Dosage Calculation for Testosterone Injection
Based on a 100 mg/mL concentration, alternating weekly doses of 0.2 mL and 0.3 mL will deliver 20 mg one week and 30 mg the next week, averaging 25 mg per week.
Calculation Breakdown
- With a concentration of 100 mg/mL, each 0.1 mL contains 10 mg of testosterone 1
- 0.2 mL (0.2 units) = 20 mg of testosterone 1
- 0.3 mL (0.3 units) = 30 mg of testosterone 1
- Average weekly dose = 25 mg per week when alternating between these two doses 1
Critical Dosing Concerns
This proposed dosing regimen is substantially below FDA-approved guidelines and clinical practice standards.

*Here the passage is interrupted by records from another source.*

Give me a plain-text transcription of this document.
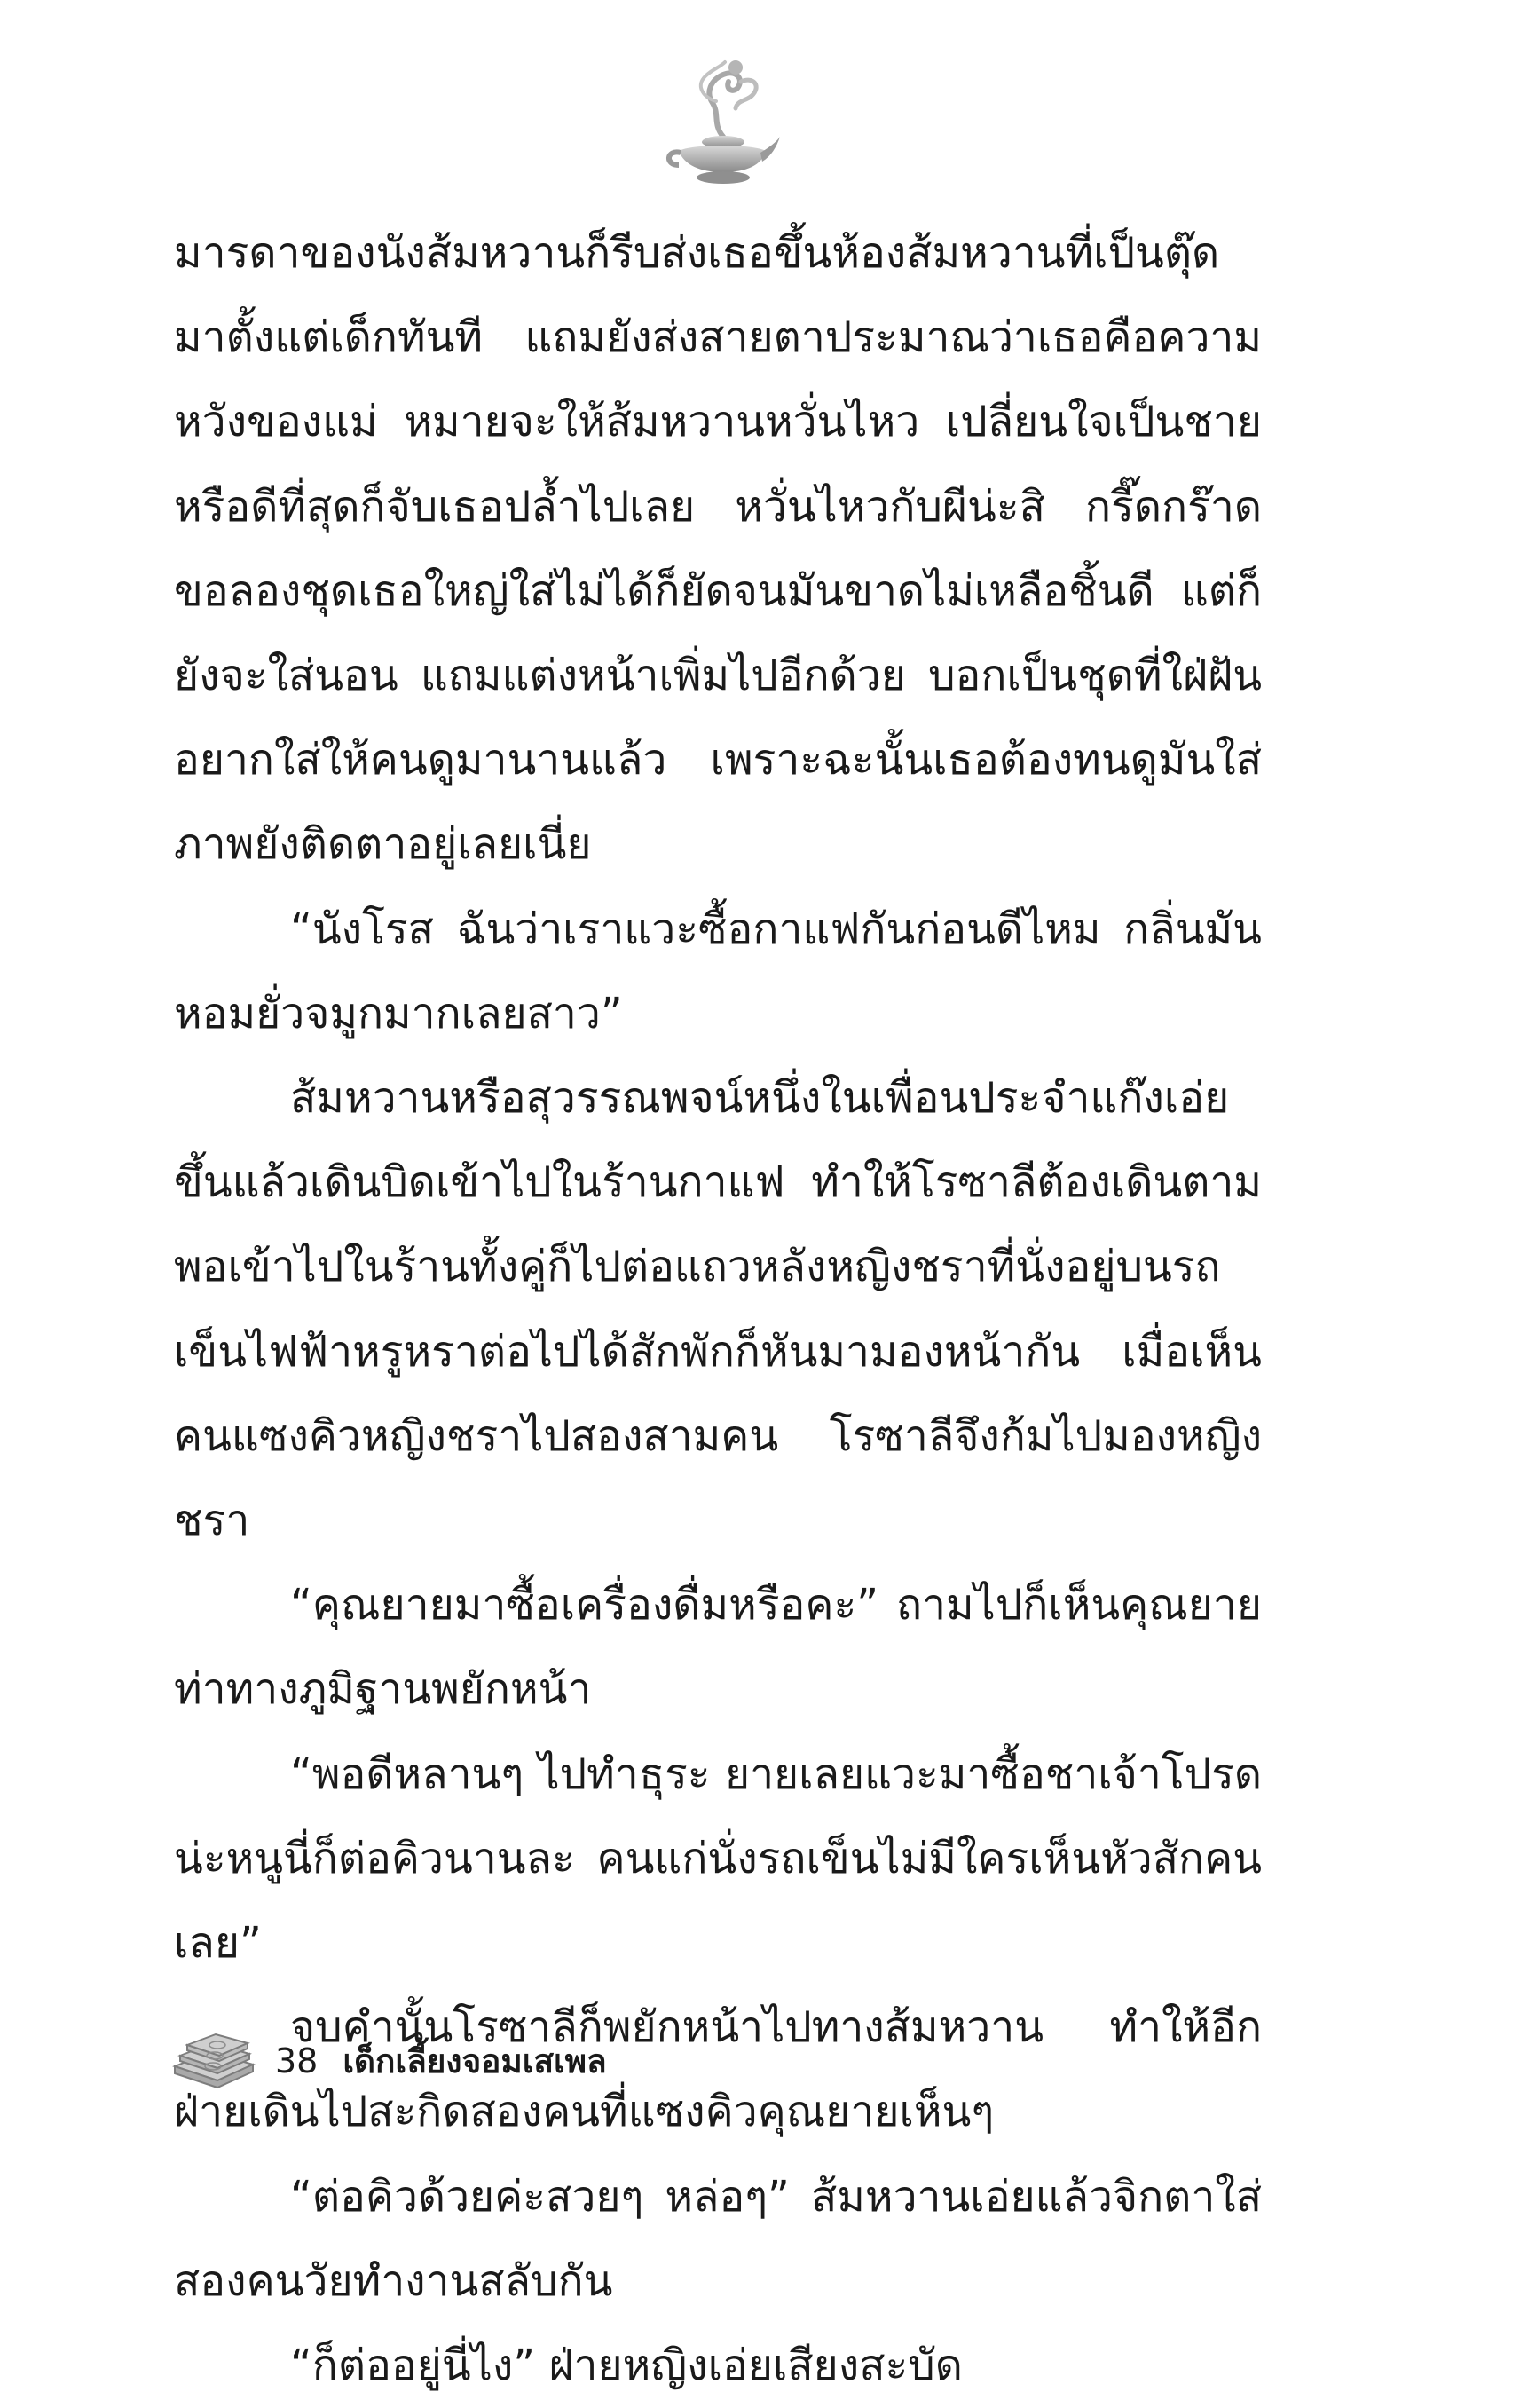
มารดาของนังส้มหวานก็รีบส่งเธอขึ้นห้องส้มหวานที่เป็นตุ๊ดมาตั้งแต่เด็กทันที แถมยังส่งสายตาประมาณว่าเธอคือความหวังของแม่ หมายจะให้ส้มหวานหวั่นไหว เปลี่ยนใจเป็นชายหรือดีที่สุดก็จับเธอปล้ำไปเลย หวั่นไหวกับผีน่ะสิ กรี๊ดกร๊าดขอลองชุดเธอใหญ่ใส่ไม่ได้ก็ยัดจนมันขาดไม่เหลือชิ้นดี แต่ก็ยังจะใส่นอน แถมแต่งหน้าเพิ่มไปอีกด้วย บอกเป็นชุดที่ใฝ่ฝันอยากใส่ให้คนดูมานานแล้ว เพราะฉะนั้นเธอต้องทนดูมันใส่ ภาพยังติดตาอยู่เลยเนี่ย

“นังโรส ฉันว่าเราแวะซื้อกาแฟกันก่อนดีไหม กลิ่นมันหอมยั่วจมูกมากเลยสาว”

ส้มหวานหรือสุวรรณพจน์หนึ่งในเพื่อนประจำแก๊งเอ่ยขึ้นแล้วเดินบิดเข้าไปในร้านกาแฟ ทำให้โรซาลีต้องเดินตาม พอเข้าไปในร้านทั้งคู่ก็ไปต่อแถวหลังหญิงชราที่นั่งอยู่บนรถเข็นไฟฟ้าหรูหราต่อไปได้สักพักก็หันมามองหน้ากัน เมื่อเห็นคนแซงคิวหญิงชราไปสองสามคน โรซาลีจึงก้มไปมองหญิงชรา

“คุณยายมาซื้อเครื่องดื่มหรือคะ” ถามไปก็เห็นคุณยายท่าทางภูมิฐานพยักหน้า

“พอดีหลานๆ ไปทำธุระ ยายเลยแวะมาซื้อชาเจ้าโปรดน่ะหนูนี่ก็ต่อคิวนานละ คนแก่นั่งรถเข็นไม่มีใครเห็นหัวสักคนเลย”

จบคำนั้นโรซาลีก็พยักหน้าไปทางส้มหวาน ทำให้อีกฝ่ายเดินไปสะกิดสองคนที่แซงคิวคุณยายเห็นๆ

“ต่อคิวด้วยค่ะสวยๆ หล่อๆ” ส้มหวานเอ่ยแล้วจิกตาใส่สองคนวัยทำงานสลับกัน

“ก็ต่ออยู่นี่ไง” ฝ่ายหญิงเอ่ยเสียงสะบัด

38 เด็กเลี้ยงจอมเสเพล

The FDA-approved dosing for testosterone cypionate for hypogonadism is 50-400 mg every 2-4 weeks, not weekly micro-dosing 1. Standard practice typically uses 100-200 mg every 2 weeks or 50-100 mg weekly 2.
Why This Dosing Is Problematic
- Your proposed 20-30 mg weekly doses are 50-70% below the minimum effective dose of 50 mg weekly used in clinical practice 2, 1
- Testosterone cypionate peaks at days 2-5 after injection and returns to baseline by days 10-14, which is why standard dosing intervals are every 2-4 weeks, not weekly 2
- Weekly injections of such low doses will likely fail to achieve therapeutic testosterone levels in the mid-normal range (500-600 ng/dL) 2
Evidence-Based Dosing Recommendations
- For intramuscular testosterone cypionate, the standard starting dose is 100-200 mg every 2 weeks or 50-100 mg weekly 2, 1
- The American College of Physicians recommends intramuscular formulations over transdermal due to significantly lower cost with similar effectiveness 3, 2
- Testosterone levels should be measured midway between injections (days 5-7 for weekly dosing), targeting mid-normal values of 500-600 ng/dL 2
Monitoring Requirements
- Measure testosterone levels 2-3 months after treatment initiation and after any dose change 2
- Monitor hematocrit periodically and withhold treatment if >54% 2
- For men over 40 years, monitor PSA levels before and during therapy 2
- Reevaluate symptoms at 12 months and discontinue if no improvement in sexual function 3, 2
Common Pitfall to Avoid
Do not use symptom questionnaires or non-specific symptoms alone to justify testosterone therapy without confirmed biochemical hypogonadism (two morning testosterone levels <300 ng/dL) 2. Approximately 20-30% of men receiving testosterone in the United States do not have documented low testosterone levels before treatment initiation, which violates evidence-based guidelines 2.